Alan García Pérez se descerrajó una bala en la sien y una gran cantidad de peruanos, gente sencilla pero también actrices de televisión o ingenieros químicos, exigieron ver el cadáver, ¡que abran el ataúd, que exhiban el certificado de defunción, que conste! Esa increíble desconfianza ante una decisión sorprendente es desconcertante. ¿Por qué algunos peruanos prefieren inventar una historia inverosímil —“Alan sigue vivo, se ha escapado, todo es una farsa”— y negar la rotunda realidad? Mi hipótesis es que la muerte de Alan García nos deja ante la impunidad absoluta de un político sobre el cual caían todas las sospechas y que, como dicen los alemanes, “fue lavado con todas las aguas”. Vivimos en un país de crisis de presidentes debido a la corrupción: si todos los ex presidentes desde 1985 a 2018 excepto uno —Valentín Paniagua— están procesados por corrupción, la sospecha es peor que la confirmación del delito porque nos mantiene en zozobra. Y no solo eso: a muchos peruanos y peruanas nos molestaba profundamente su mendacidad y su soberbia, la forma cómo, algunos días antes, ante las cámaras de decenas de periodistas que le preguntaban por los testaferros, había contestado “demuéstrenlo pues, imbéciles” (sic). Eso nos lo había dicho a todos nosotros los conciudadanos que lo convirtieron dos veces en presidente del Perú.

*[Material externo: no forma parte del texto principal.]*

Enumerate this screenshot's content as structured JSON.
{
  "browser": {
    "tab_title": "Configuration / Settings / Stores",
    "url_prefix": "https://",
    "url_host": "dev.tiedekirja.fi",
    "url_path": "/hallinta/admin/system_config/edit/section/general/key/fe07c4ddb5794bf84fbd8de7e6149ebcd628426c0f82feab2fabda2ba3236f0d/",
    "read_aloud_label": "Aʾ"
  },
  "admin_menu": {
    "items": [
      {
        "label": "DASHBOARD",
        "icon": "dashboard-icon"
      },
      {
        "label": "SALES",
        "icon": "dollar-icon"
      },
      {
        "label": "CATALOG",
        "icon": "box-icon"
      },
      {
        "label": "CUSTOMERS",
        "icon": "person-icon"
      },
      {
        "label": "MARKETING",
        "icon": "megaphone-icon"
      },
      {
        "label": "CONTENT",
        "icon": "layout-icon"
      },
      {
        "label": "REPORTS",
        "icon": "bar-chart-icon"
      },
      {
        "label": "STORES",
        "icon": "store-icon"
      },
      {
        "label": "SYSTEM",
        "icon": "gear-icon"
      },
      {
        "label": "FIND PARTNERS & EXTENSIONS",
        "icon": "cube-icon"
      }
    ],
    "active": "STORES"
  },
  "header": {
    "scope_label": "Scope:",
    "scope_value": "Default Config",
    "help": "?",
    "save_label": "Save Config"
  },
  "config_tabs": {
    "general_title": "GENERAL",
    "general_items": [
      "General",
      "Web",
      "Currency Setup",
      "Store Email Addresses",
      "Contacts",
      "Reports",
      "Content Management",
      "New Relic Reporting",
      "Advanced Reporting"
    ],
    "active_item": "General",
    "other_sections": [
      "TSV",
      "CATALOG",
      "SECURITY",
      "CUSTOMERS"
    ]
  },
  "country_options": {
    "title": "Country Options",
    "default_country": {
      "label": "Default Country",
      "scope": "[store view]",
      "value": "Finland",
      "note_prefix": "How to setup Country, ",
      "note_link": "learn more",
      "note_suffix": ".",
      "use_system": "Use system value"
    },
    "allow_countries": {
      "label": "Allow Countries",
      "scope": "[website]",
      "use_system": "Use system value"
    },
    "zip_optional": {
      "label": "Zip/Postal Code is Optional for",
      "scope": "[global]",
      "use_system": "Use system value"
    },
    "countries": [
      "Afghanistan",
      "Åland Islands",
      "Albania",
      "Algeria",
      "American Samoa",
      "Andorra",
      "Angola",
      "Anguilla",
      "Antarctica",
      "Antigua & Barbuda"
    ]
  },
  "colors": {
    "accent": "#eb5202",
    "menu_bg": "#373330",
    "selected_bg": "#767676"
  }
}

La ejecución extrajudicial de 149 prisioneros rendidos en la cárcel de El Frontón en 1986; la matanza de campesinos por militares en el poblado de Accomarca en 1985; el enfrentamiento entre policías e indígenas amazónicos en la Curva del Diablo (el llamado “baguazo” de 2009); los sospechosos indultos a cinco mil narcotraficantes y presos comunes firmados por García entre el 2007-2009; el famoso discurso del perro del hortelano en el que García afirmó que los indígenas no eran ciudadanos de primera categoría; los 89 muertos en conflictos sociales durante su segundo gobierno; la sonrisa cachacienta, toda esa mole de pergaminos antidemocráticos, se hizo añicos ante la Colt 357 MAG. Y García nos arrojó su cadáver con una carta que busca, ansiosamente, aspirar a ser parte de la Historia del Perú (con mayúsculas).
De forma extraña pero se hizo justicia
Muchos peruanos querían que se haga justicia. Y se ha hecho justicia: un suicidio podría ser un acto de dignidad pero, ¿acaso este lo es? Para mí es una sanción de pena de muerte ejecutada por la misma mano del auto-sentenciado. Ni siquiera un dos veces presidente debió reírse de la muerte porque la muerte es sagrada. “Yo no me río de la muerte” escribió el poeta peruano Javier Heraud asesinado por una bala dum-dum a los 21 años.
El cadáver del enemigo es motivo de escarnio en todas las guerras; el cadáver de un presidente del Perú que se va de esa manera puede crear las condiciones para ahondar la crisis política. De alguna manera también es una metáfora de la política peruana: no habrá resurrección pero sí vidas nuevas con propósitos diferentes que puedan entregarse al servicio que es, básicamente, la función pública.
Esta crisis de los “presidentes del Perú” debe permitirnos a los peruanos y peruanas aspirar a un nuevo estilo de liderazgo no-caudillista del que estamos acostumbrados. Un liderazgo que nos permita desde abajo exigir probidad y desde la jerarquía de las responsabilidades enfatizar el rol de servicio. Ser presidente del Perú permite que ese ciudadano o ciudadana pase a la historia, el asunto es ¿de qué manera? La honestidad debería ser un requisito sine qua non pero… ¡nos han engañado tanto!